Sarebbe da chiedersi perché mai l’INPS abbia generato una così grave omissione: o il servizio non serviva più di tanto e si cercava un capro espiatorio o sarebbe stato meglio ottemperare e non privare il controllo sulle assenze dei lavoratori di uno strumento così apparentemente efficace.

In questo caso chi è “causa del suo male pianga se stesso”, ma, avendo l’INPS dismesso unilateralmente il servizio senza averne usufruito appieno, sarebbe forse utile sapere quanto sia costato un servizio non più utilizzato in risposta a legittime osservazioni del Garante.

Il Garante non ha bloccato il censimento permanente. Ha detto sì all’Istat, ma “con pseudonimizzazione dei dati”

“La seconda esperienza negativa” nei confronti del Garante della privacy indicata nel convegno organizzato da Vincenzo Visco, è stata testimoniata da Vittoria Buratta, capo Dipartimento per lo sviluppo metodi e tecnologie dell’Istat, che ha spiegato, scrive l’AdnKronos, “…come il Garante abbia ostacolato i lavori del Censimento permanente nell’ambito del Programma Statistico Nazionale”. “Dopo la fase di raccolta dati durata due anni”, continua il resoconto dell’agenzia, “il Garante ha mandato pochi giorni fa un parere con aggiornamenti e ha di fatto bocciato il codice unico adottato dall’Istat utilizzato per collegare i dati tra loro, obiettando che ‘genera un rischio di potenziale identificazione e ha sospeso alcuni processi”.
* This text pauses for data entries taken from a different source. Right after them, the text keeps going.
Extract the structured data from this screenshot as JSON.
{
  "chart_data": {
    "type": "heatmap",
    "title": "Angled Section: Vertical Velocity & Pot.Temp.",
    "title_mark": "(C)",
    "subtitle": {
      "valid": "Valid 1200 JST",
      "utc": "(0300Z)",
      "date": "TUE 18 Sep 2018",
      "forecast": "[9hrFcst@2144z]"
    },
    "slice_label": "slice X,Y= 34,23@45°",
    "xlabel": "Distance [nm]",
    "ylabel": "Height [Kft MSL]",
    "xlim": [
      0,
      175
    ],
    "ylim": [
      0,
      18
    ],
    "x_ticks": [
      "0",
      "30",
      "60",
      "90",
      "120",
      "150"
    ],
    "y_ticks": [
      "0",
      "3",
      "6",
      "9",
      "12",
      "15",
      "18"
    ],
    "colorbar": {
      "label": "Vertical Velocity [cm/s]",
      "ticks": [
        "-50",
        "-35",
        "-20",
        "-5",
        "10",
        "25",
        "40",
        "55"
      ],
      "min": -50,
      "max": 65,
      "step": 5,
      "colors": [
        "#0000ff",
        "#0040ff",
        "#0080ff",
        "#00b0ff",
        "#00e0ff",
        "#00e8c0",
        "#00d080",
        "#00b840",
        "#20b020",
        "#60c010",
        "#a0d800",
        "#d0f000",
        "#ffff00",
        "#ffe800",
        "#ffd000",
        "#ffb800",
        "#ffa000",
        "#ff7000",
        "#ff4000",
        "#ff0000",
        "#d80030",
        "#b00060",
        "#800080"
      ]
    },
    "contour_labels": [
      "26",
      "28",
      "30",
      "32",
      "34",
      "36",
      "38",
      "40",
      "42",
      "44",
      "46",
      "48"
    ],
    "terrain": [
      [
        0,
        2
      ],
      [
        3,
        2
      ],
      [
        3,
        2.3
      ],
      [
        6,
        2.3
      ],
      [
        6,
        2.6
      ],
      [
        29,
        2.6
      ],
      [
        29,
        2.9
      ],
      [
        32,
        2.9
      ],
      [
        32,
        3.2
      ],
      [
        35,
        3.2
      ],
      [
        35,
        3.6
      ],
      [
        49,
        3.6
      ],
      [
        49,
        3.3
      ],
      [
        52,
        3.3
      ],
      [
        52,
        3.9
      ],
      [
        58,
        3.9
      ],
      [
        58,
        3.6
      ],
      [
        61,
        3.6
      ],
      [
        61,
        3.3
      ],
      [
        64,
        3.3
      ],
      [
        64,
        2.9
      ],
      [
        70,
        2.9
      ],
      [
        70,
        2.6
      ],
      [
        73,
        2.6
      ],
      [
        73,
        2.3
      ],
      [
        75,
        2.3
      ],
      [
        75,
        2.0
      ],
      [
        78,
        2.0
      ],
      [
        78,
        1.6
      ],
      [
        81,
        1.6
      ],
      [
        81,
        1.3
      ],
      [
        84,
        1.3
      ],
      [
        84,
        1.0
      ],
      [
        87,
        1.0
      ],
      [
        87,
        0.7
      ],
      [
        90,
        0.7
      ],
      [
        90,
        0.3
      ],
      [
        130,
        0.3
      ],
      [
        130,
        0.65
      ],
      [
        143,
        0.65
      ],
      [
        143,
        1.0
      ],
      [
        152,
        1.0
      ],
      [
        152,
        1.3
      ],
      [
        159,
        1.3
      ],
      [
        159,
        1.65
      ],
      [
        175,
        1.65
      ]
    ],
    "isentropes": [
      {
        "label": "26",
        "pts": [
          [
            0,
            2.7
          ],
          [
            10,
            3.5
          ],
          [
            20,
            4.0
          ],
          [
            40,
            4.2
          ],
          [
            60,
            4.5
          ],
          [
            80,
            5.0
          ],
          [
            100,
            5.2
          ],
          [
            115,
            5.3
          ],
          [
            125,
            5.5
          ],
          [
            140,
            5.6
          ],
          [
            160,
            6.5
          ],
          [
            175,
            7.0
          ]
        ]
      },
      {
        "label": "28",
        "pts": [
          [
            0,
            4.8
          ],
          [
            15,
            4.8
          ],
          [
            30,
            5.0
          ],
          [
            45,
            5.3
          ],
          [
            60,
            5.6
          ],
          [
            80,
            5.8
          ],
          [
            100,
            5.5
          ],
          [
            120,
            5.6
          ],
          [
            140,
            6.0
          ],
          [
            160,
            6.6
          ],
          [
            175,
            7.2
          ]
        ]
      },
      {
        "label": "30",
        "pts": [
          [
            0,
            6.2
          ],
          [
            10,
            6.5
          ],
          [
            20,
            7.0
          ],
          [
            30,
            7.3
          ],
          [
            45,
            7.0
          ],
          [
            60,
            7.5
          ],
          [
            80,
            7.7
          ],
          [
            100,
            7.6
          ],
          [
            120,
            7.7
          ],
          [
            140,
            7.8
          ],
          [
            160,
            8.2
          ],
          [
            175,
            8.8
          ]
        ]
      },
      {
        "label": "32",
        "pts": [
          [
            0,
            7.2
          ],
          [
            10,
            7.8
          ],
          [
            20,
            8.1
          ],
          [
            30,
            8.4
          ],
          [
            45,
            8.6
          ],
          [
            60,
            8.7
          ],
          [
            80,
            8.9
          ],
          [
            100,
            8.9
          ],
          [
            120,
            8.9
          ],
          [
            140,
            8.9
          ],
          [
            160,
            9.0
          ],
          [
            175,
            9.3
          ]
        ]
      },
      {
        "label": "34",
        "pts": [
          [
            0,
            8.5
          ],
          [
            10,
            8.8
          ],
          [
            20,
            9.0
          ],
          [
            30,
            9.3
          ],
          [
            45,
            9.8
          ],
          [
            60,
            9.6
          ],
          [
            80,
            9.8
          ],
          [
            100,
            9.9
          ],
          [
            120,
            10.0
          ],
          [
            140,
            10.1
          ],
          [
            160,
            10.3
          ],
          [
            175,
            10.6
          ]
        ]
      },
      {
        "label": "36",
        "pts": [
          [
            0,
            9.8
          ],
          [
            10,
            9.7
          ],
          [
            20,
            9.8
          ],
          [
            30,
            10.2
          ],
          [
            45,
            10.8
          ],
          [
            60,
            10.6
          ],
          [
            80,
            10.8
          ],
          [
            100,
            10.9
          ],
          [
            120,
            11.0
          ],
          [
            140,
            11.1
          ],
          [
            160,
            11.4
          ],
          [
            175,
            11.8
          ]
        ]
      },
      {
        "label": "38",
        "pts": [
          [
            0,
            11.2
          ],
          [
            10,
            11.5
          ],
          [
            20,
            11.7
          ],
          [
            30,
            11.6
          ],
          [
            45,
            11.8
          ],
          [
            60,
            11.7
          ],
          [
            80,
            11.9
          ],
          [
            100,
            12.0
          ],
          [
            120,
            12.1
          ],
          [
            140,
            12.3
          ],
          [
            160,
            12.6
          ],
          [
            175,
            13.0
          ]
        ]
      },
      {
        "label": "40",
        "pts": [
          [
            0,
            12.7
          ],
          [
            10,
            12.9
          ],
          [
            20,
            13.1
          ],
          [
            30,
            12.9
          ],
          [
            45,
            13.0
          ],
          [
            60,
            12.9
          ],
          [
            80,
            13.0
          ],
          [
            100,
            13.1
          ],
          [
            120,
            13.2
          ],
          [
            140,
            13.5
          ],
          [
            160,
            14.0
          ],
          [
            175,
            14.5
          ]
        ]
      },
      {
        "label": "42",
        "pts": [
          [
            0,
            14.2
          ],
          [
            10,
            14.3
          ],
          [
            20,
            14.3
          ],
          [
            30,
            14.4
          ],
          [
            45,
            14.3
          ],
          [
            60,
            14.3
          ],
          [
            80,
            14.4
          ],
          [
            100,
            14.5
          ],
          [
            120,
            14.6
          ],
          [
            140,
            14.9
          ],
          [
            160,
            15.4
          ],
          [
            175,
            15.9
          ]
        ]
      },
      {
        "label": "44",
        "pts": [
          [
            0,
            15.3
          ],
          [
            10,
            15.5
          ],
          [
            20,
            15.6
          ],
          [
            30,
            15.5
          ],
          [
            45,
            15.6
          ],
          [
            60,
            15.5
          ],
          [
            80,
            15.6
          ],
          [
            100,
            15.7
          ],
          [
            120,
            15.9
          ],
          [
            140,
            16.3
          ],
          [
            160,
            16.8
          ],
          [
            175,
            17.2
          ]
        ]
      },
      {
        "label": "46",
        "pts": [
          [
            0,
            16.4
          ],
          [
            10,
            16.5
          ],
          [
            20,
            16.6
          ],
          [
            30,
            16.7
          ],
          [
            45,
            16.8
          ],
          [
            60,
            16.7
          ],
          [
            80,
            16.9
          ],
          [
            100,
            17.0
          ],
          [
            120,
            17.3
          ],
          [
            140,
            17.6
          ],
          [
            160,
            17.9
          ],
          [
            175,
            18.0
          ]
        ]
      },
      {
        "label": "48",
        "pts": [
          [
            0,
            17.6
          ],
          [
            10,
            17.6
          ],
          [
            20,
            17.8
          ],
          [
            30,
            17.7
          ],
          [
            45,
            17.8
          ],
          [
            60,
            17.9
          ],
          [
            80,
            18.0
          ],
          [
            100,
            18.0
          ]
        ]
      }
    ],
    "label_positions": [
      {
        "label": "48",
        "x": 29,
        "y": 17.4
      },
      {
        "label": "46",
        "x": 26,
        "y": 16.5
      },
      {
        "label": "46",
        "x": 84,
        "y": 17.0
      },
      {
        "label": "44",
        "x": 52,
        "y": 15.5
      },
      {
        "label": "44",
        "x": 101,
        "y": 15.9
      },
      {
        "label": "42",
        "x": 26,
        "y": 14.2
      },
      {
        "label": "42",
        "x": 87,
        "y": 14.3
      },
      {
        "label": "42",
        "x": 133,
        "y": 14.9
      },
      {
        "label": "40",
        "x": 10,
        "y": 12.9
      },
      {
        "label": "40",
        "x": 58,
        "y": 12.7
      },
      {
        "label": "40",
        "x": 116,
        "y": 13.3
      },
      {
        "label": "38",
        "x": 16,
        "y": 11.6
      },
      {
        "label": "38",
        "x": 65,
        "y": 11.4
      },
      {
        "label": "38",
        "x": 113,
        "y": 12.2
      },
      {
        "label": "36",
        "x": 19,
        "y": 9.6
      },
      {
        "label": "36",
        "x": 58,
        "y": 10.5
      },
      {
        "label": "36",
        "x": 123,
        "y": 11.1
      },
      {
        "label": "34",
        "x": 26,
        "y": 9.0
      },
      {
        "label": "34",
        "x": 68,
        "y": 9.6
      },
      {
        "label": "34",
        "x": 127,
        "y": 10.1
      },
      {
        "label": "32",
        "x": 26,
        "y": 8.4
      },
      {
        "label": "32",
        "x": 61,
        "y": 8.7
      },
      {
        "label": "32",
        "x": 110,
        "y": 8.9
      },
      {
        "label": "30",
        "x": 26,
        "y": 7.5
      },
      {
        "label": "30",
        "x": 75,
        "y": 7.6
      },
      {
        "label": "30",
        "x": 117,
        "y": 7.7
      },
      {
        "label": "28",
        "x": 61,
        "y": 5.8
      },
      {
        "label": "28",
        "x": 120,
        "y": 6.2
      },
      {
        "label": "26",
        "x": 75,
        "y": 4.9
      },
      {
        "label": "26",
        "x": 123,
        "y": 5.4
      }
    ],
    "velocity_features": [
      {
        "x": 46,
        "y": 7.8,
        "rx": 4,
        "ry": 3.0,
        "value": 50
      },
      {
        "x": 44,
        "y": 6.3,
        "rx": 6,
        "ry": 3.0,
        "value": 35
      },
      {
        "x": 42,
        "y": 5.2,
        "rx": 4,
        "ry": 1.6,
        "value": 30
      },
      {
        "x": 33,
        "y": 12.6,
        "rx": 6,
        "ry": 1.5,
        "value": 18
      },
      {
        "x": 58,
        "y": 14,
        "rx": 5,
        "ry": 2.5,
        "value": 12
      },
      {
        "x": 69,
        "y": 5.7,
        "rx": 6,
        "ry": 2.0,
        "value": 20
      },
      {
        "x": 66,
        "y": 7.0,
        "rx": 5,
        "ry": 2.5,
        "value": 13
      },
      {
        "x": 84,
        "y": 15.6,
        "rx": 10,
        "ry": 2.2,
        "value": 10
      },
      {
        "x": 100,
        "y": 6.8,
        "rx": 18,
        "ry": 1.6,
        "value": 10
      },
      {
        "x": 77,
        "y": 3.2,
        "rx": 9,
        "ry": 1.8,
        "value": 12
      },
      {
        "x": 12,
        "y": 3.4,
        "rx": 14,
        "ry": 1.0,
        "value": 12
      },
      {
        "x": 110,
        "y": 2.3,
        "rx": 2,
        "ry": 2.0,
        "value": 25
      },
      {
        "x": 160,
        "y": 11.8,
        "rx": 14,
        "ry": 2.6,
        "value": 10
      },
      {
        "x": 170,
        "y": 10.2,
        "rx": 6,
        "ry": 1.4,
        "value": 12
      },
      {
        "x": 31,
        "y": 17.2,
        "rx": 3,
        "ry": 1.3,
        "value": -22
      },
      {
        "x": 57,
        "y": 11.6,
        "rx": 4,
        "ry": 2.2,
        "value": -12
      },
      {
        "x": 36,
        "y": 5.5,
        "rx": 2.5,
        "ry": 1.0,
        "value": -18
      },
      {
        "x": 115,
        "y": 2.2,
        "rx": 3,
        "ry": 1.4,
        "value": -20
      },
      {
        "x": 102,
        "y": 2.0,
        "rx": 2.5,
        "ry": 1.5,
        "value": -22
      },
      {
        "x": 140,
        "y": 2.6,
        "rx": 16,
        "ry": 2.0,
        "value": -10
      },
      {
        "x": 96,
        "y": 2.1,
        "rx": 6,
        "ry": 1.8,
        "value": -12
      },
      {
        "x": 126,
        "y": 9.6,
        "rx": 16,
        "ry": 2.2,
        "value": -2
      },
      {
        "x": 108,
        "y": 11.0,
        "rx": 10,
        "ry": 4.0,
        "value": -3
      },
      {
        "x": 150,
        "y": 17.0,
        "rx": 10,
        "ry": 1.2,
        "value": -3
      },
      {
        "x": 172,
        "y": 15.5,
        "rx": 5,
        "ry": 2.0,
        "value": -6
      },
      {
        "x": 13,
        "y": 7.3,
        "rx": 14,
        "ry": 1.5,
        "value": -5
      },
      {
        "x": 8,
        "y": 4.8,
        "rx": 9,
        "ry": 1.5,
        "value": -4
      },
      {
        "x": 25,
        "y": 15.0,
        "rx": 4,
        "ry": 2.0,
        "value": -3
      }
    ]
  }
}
Anche in questo caso facciamo un po’ di fact checking.

Andando sul sito del Garante privacy si può prendere atto che l’Autorità non ha “…ostacolato  i lavori del Censimento permanente nell’ambito del Programma Statistico Nazionale…”, ma ha invece dato l’ok condizionato all’Istat invitando l’ente “…a procedere con i trattamenti necessari alla realizzazione del censimento permanente, ma dovrà adottare ulteriori misure per rafforzare la tutela dell’ingente mole di informazioni raccolte, in particolare migliorando le tecniche di pseudonimizzazione dei dati”.

Se si utilizza una modalità di raccolta dei dati, in modo permanente, dei cittadini italiani che non rispetta la normativa sulla Data Protection (il GDPR) il provvedimento del Garante privacy come può essere giudicato di “ostacolo all’efficienza dell’Istituto nazionale di statistica”?

C’è qualcosa che non torna nelle gravi affermazioni fatte in corso di convegno e sarebbe utile chiedersi perché mai tutto ciò avvenga ora, pochi giorni prima del rinnovo del Collegio, ripescando fatti del passato e riproponendoli con ricostruzioni imprecise e incomplete pro domo propria.